After falling 10.4% in 2015 to end the year at $1,061.30, gold has recovered almost all of those losses and is currently trading at seven month highs around $1,189.26 an ounce, 12% higher than at the start of the year.
And, perhaps more importantly, it is flirting with the $1,200 level which is seen by traders as a significant psychological level.
In sterling terms, the move is even greater, from £720.04, at the start of the year, it is currently trading at £826.26.
So, what is going on?
The cynical will point out that gold had a similarly bullish start to 2015, rising as much as 12% in January, before stumbling.
Those with a slightly more charitable view of the yellow metal will argue, as UBS strategist Joni Teves does, that current macro conditions are supportive of the metal, particularly recent dollar weakness and the stress seen across credit markets.
“Despite likely gains in positioning of late, that the market is coming from a low base should offer investors comfort that there is room to rebuild.
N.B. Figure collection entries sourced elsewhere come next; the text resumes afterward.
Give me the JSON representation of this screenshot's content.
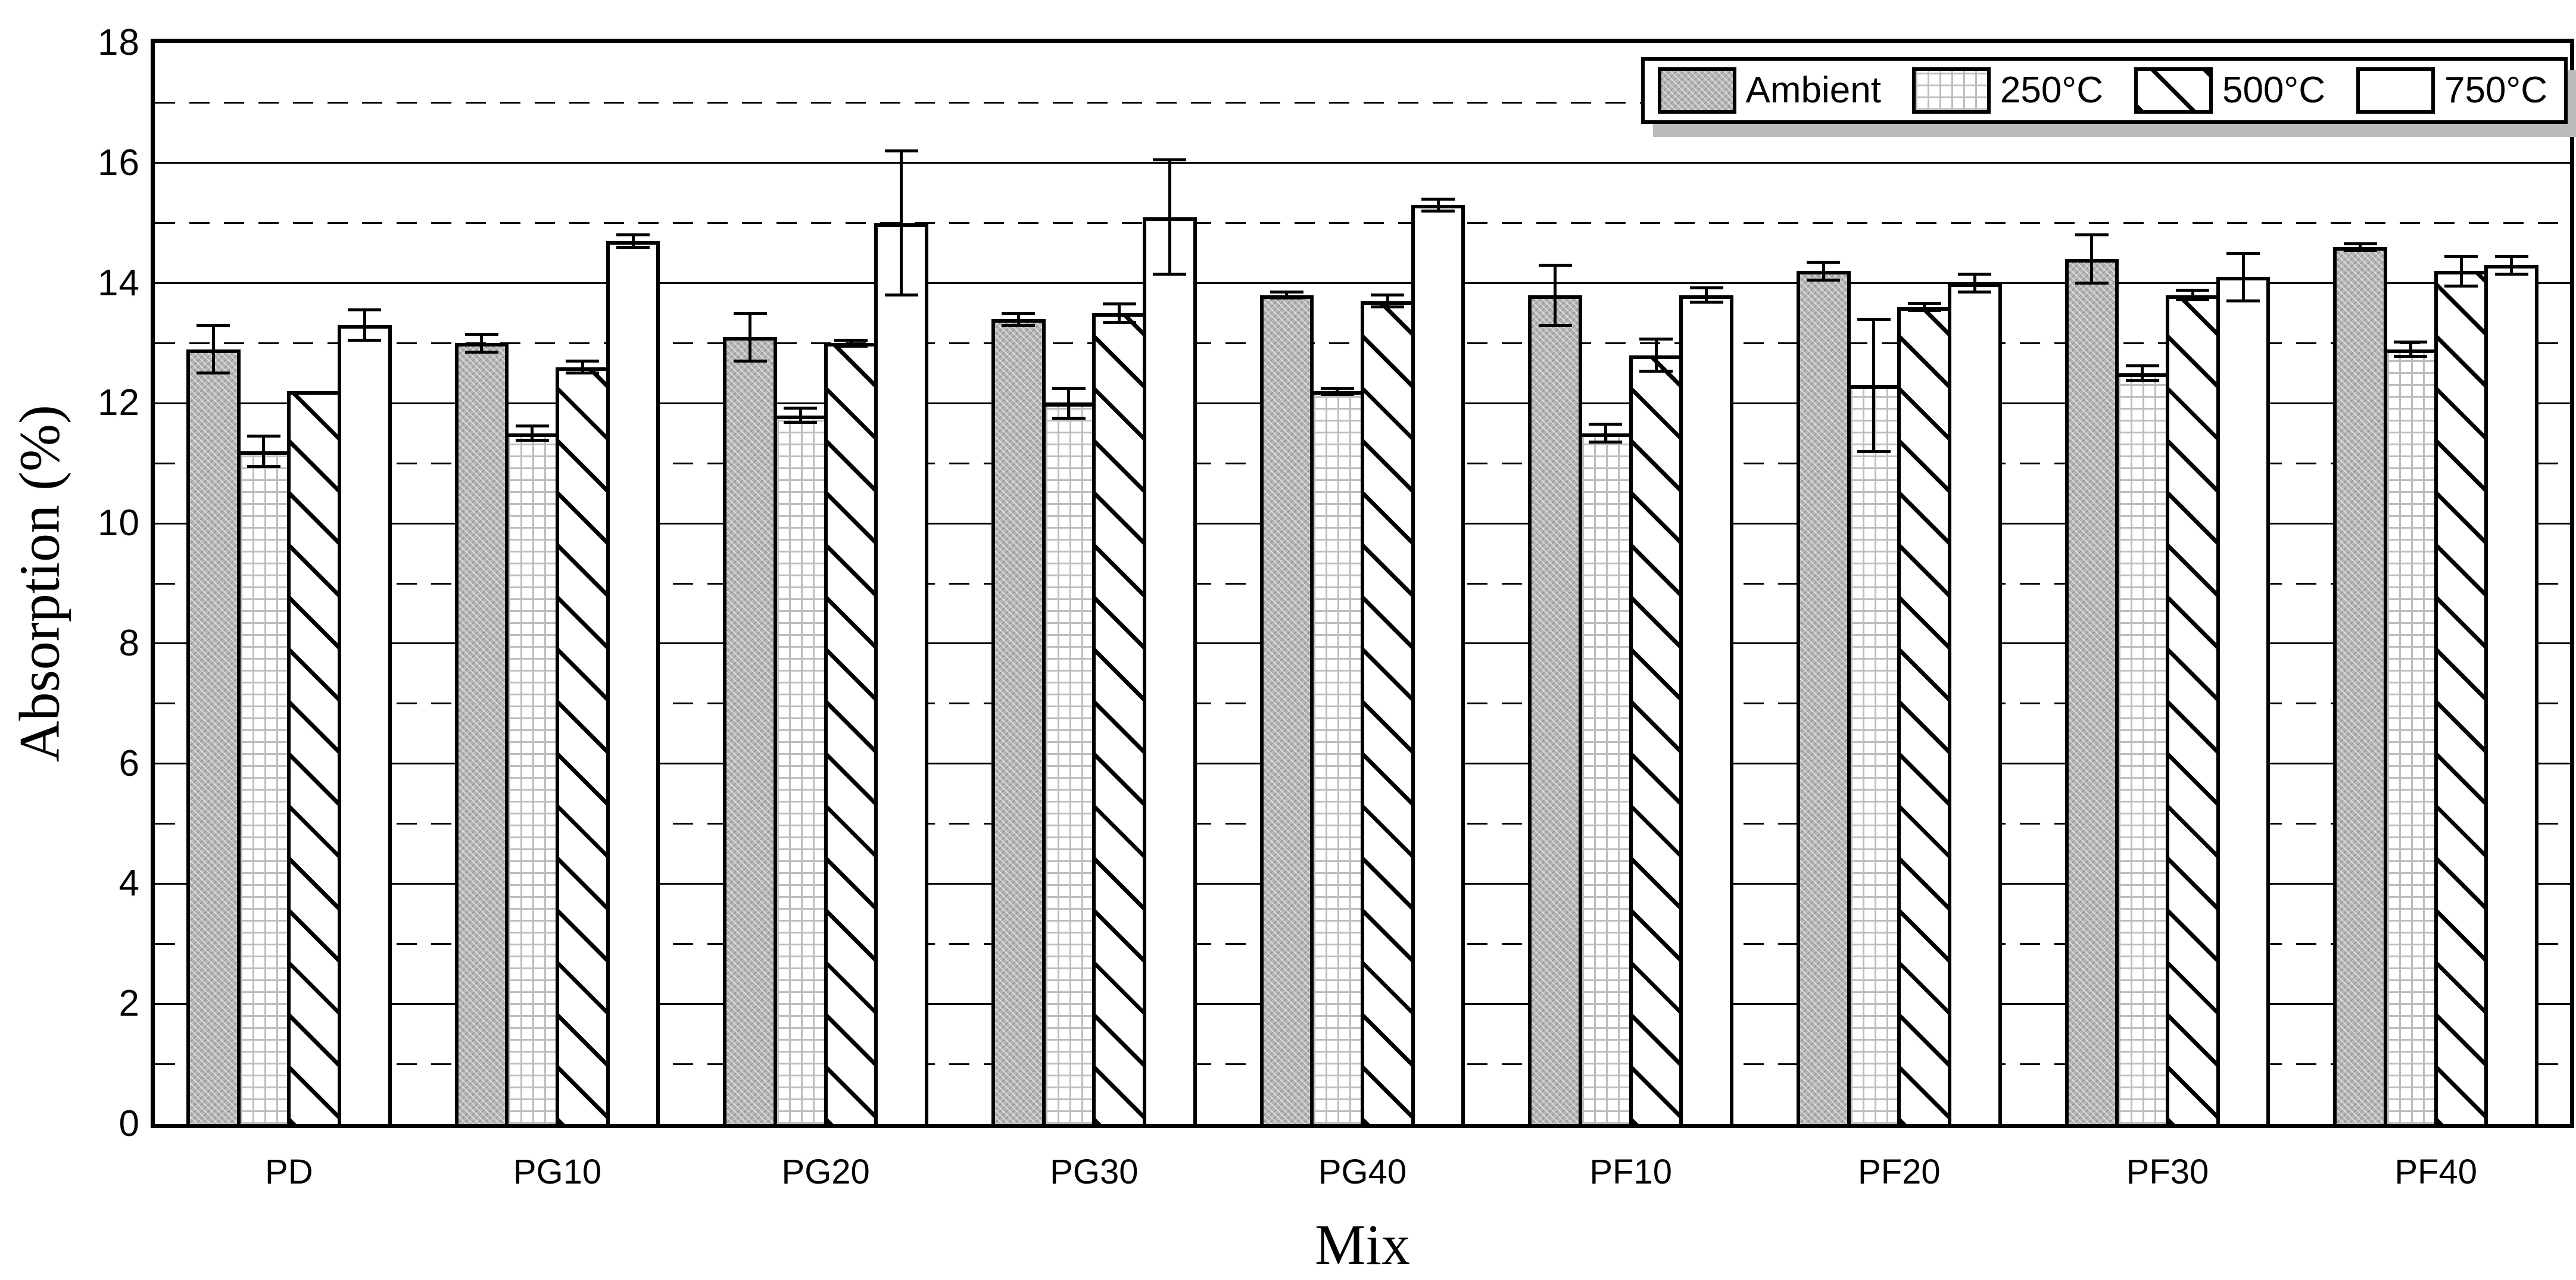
{
  "figure": {
    "background": "#ffffff",
    "frame_color": "#000000",
    "shadow_color": "#bcbcbc"
  },
  "y_axis": {
    "label": "Absorption (%)",
    "tick_labels": [
      "0",
      "2",
      "4",
      "6",
      "8",
      "10",
      "12",
      "14",
      "16",
      "18"
    ],
    "min": 0,
    "max": 18,
    "major_step": 2
  },
  "x_axis": {
    "label": "Mix"
  },
  "chart_data": {
    "type": "bar",
    "title": "",
    "xlabel": "Mix",
    "ylabel": "Absorption (%)",
    "ylim": [
      0,
      18
    ],
    "grid": {
      "horizontal_solid_at_even": true,
      "horizontal_dashed_at_odd": true,
      "vertical": false
    },
    "legend_position": "top-right",
    "error_bars": true,
    "categories": [
      "PD",
      "PG10",
      "PG20",
      "PG30",
      "PG40",
      "PF10",
      "PF20",
      "PF30",
      "PF40"
    ],
    "series": [
      {
        "name": "Ambient",
        "pattern": "dense-gray",
        "values": [
          12.9,
          13.0,
          13.1,
          13.4,
          13.8,
          13.8,
          14.2,
          14.4,
          14.6
        ],
        "errors": [
          0.4,
          0.15,
          0.4,
          0.1,
          0.05,
          0.5,
          0.15,
          0.4,
          0.05
        ]
      },
      {
        "name": "250°C",
        "pattern": "dotted-grid",
        "values": [
          11.2,
          11.5,
          11.8,
          12.0,
          12.2,
          11.5,
          12.3,
          12.5,
          12.9
        ],
        "errors": [
          0.25,
          0.12,
          0.12,
          0.25,
          0.05,
          0.15,
          1.1,
          0.12,
          0.12
        ]
      },
      {
        "name": "500°C",
        "pattern": "diagonal-hatch",
        "values": [
          12.2,
          12.6,
          13.0,
          13.5,
          13.7,
          12.8,
          13.6,
          13.8,
          14.2
        ],
        "errors": [
          0,
          0.1,
          0.05,
          0.15,
          0.1,
          0.27,
          0.06,
          0.08,
          0.25
        ]
      },
      {
        "name": "750°C",
        "pattern": "white",
        "values": [
          13.3,
          14.7,
          15.0,
          15.1,
          15.3,
          13.8,
          14.0,
          14.1,
          14.3
        ],
        "errors": [
          0.25,
          0.1,
          1.2,
          0.95,
          0.1,
          0.12,
          0.15,
          0.4,
          0.15
        ]
      }
    ]
  }
}
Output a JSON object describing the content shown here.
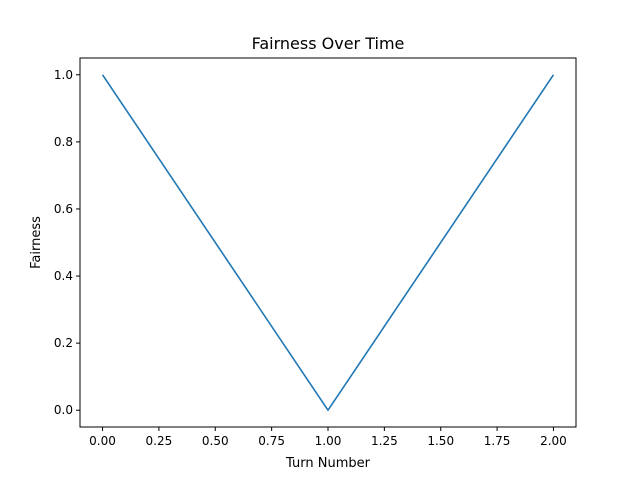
{
  "chart_data": {
    "type": "line",
    "title": "Fairness Over Time",
    "xlabel": "Turn Number",
    "ylabel": "Fairness",
    "xlim": [
      -0.1,
      2.1
    ],
    "ylim": [
      -0.05,
      1.05
    ],
    "x_ticks": [
      0.0,
      0.25,
      0.5,
      0.75,
      1.0,
      1.25,
      1.5,
      1.75,
      2.0
    ],
    "x_tick_labels": [
      "0.00",
      "0.25",
      "0.50",
      "0.75",
      "1.00",
      "1.25",
      "1.50",
      "1.75",
      "2.00"
    ],
    "y_ticks": [
      0.0,
      0.2,
      0.4,
      0.6,
      0.8,
      1.0
    ],
    "y_tick_labels": [
      "0.0",
      "0.2",
      "0.4",
      "0.6",
      "0.8",
      "1.0"
    ],
    "grid": false,
    "legend": "none",
    "series": [
      {
        "color": "#1f77b4",
        "x": [
          0,
          1,
          2
        ],
        "y": [
          1.0,
          0.0,
          1.0
        ]
      }
    ]
  }
}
We think gold deserves credit for its year-to-date performance and a $1200+ price tag should be achievable,” she said in a note out on Tuesday.
But, she added, the latest gain does raise the risk of the market getting ahead of itself.
“The pace and magnitude of gold’s ascent over the past week or so suggests that the potential for a near-term correction or consolidation of recent gains is becoming elevated. Market participants are likely to be particularly hesitant ahead of a key event such as the Fed Chairwoman, [Janet Yellen’s] semi-annual monetary policy testimony to the House and Senate this week.”